Le 9 janvier dernier, Parrot, leader du marché, a annoncé de revenus en recul de 29% sur un an. Son cours de Bourse s'est effondré de 62% dans le même temps pour atteindre 9 euros. Une débâcle largement due à son activité drones grand public, qui pesait la moitié de ses revenus en 2015. GoPro, le spécialiste des caméras embarquées, a lui aussi connu un flop monumental en 2016 avec un rappel massif de son gadget high tech Karma, du à des «problèmes techniques». 3D Robotics, une startup de la Silicon Valley présentée comme un futur leader du drone, a carrément jeté l’éponge après le lancement désastreux de son engin Solo. Dernier échec en date de cette liste (non exhaustive) : Lily Camera, une startup qui avait pourtant déjà récolté 34 millions de dollars de précommandes sur Kickstarter pour son «drone-selfie». La jeune pousse a mis la clé sous la porte le 12 janvier. Signe qui ne trompe pas : les capitaux investis dans les fabricants de drones ont chuté de 60% au 3e trimestre 2016 par rapport à l’année précédente.

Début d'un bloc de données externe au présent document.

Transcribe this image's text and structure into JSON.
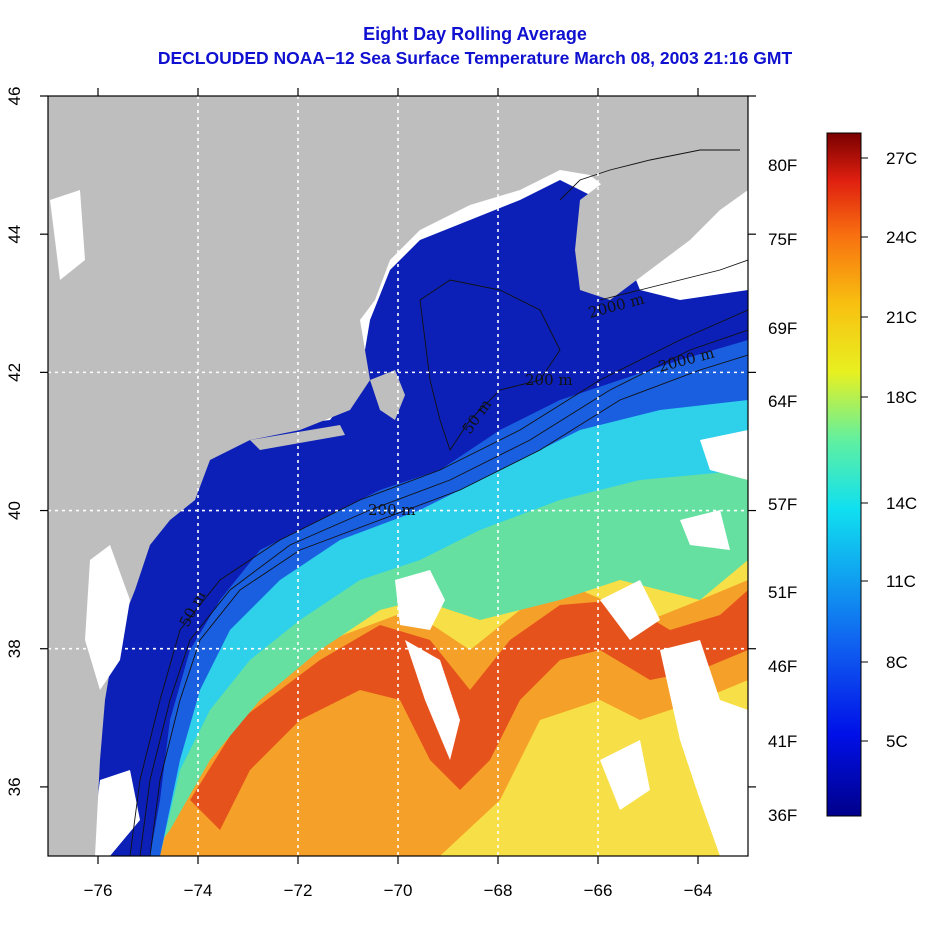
{
  "title": {
    "line1": "Eight Day Rolling Average",
    "line2": "DECLOUDED NOAA−12 Sea Surface Temperature March 08, 2003 21:16 GMT"
  },
  "map": {
    "lon_range": [
      -77,
      -63
    ],
    "lat_range": [
      35,
      46
    ],
    "lon_ticks": [
      "−76",
      "−74",
      "−72",
      "−70",
      "−68",
      "−66",
      "−64"
    ],
    "lat_ticks": [
      "36",
      "38",
      "40",
      "42",
      "44",
      "46"
    ],
    "grid": "dotted white",
    "contour_labels": [
      "50 m",
      "50 m",
      "200 m",
      "200 m",
      "2000 m",
      "2000 m"
    ],
    "colors": {
      "land": "#bebebe",
      "cloud": "#ffffff",
      "cold": "#0a1fb8",
      "cool": "#1d6ee0",
      "mid": "#30d0e8",
      "green": "#6ee0a0",
      "yellow": "#f5e040",
      "orange": "#f59a20",
      "warm": "#e6501a"
    }
  },
  "colorbar": {
    "celsius_labels": [
      "27C",
      "24C",
      "21C",
      "18C",
      "14C",
      "11C",
      "8C",
      "5C"
    ],
    "fahrenheit_labels": [
      "80F",
      "75F",
      "69F",
      "64F",
      "57F",
      "51F",
      "46F",
      "41F",
      "36F"
    ]
  }
}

Les ventes progressent, mais…

Le marché est pourtant en forte croissance : 31% et 375 000 ventes en France en 2016 selon GfK. Mais quand on part de rien (le drone de loisir était encore quasi inexistant il y a trois ans), les chiffres sont forcément impressionnants. Et ont fait tourner la tête. Parrot n’avait ainsi pas hésité à investir 300 millions d’euros dans cette activité en 2015. Un eldorado qui a tourné court. Il y a d’abord la concurrence des chinois comme DJI qui n’hésitent pas casser les prix. A Noël, ce dernier a ainsi bradé son bestseller, le Phantom 3, à 300 dollars (contre plus de 1000 dollars en temps normal). «Le prix moyen s’établit à 188 euros», détaille Angela Diaz, en charge du marché des drones chez GfK. «On est essentiellement sur de l’entrée de gamme».

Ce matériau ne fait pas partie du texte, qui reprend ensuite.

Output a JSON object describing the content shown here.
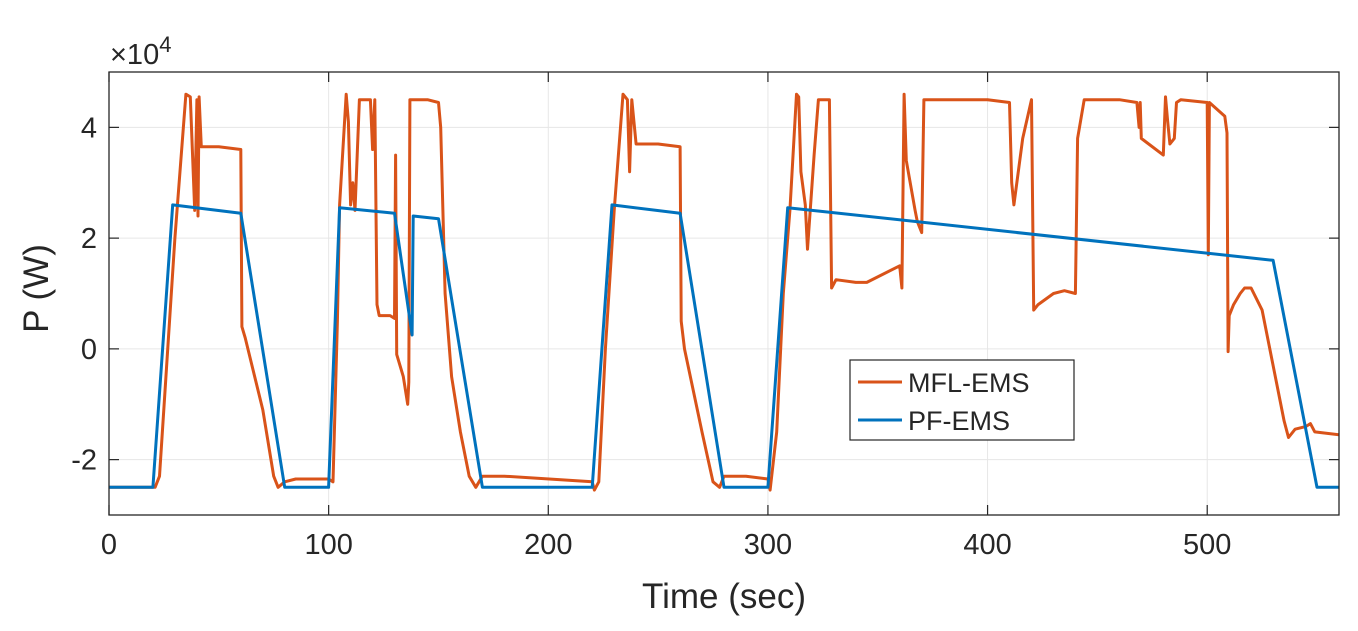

Hélas, le problème ne vient pas seulement du prix. «Il y a quatre ans, on présentait un objet qui vole quand on appuie sur un bouton et c’était suffisant», reconnait Adam Lisberg, un porte-parole de DJI. Aujourd’hui, le consommateur n’est plus prêt à dépenser 1300 euros pour s’amuser dans son jardin. «Le drone de loisir ne sera jamais un objet de masse comme le PC ou le smartphone», confirme Lin Renxiang, un analyste du cabinet d’études iResearch. A l’instar de la montre connectée ou des lunettes de réalité virtuelle, le drone de loisir s’est vu trop beau. En se cantonnant à faire de belles images à poster sur Instagram, il risque fort de finir dans un placard après quelques semaines d’utilisation. «Il reste à trouver un usage vraiment disruptif», prône le site Internet The Verge.

Se recentrer sur le marché professionnel

Tout n’est pas perdu pour autant pour les constructeurs. Si le grand public boude les nouveaux objets volants, le drone professionnel semble lui bel et bien prometteur. Chez Parrot, cette activité était la seule à afficher une confortable croissance l'an dernier (entre 15 et 20 %), que l'entreprise compte encore voir s'accélérer en 2017. Surtout, le monde professionnel permet de développer une gamme de services associés, un peu comme les applications payantes pour les smartphones. 3D Robotics propose par exemple aux professionnels du bâtiment de cartographier un site en 3D tandis qu’Airinov (racheté par Parrot) permet aux agriculteurs d’optimiser l’épandage de fertilisants sur leurs cultures. Un service facturé 10 euros/hectare.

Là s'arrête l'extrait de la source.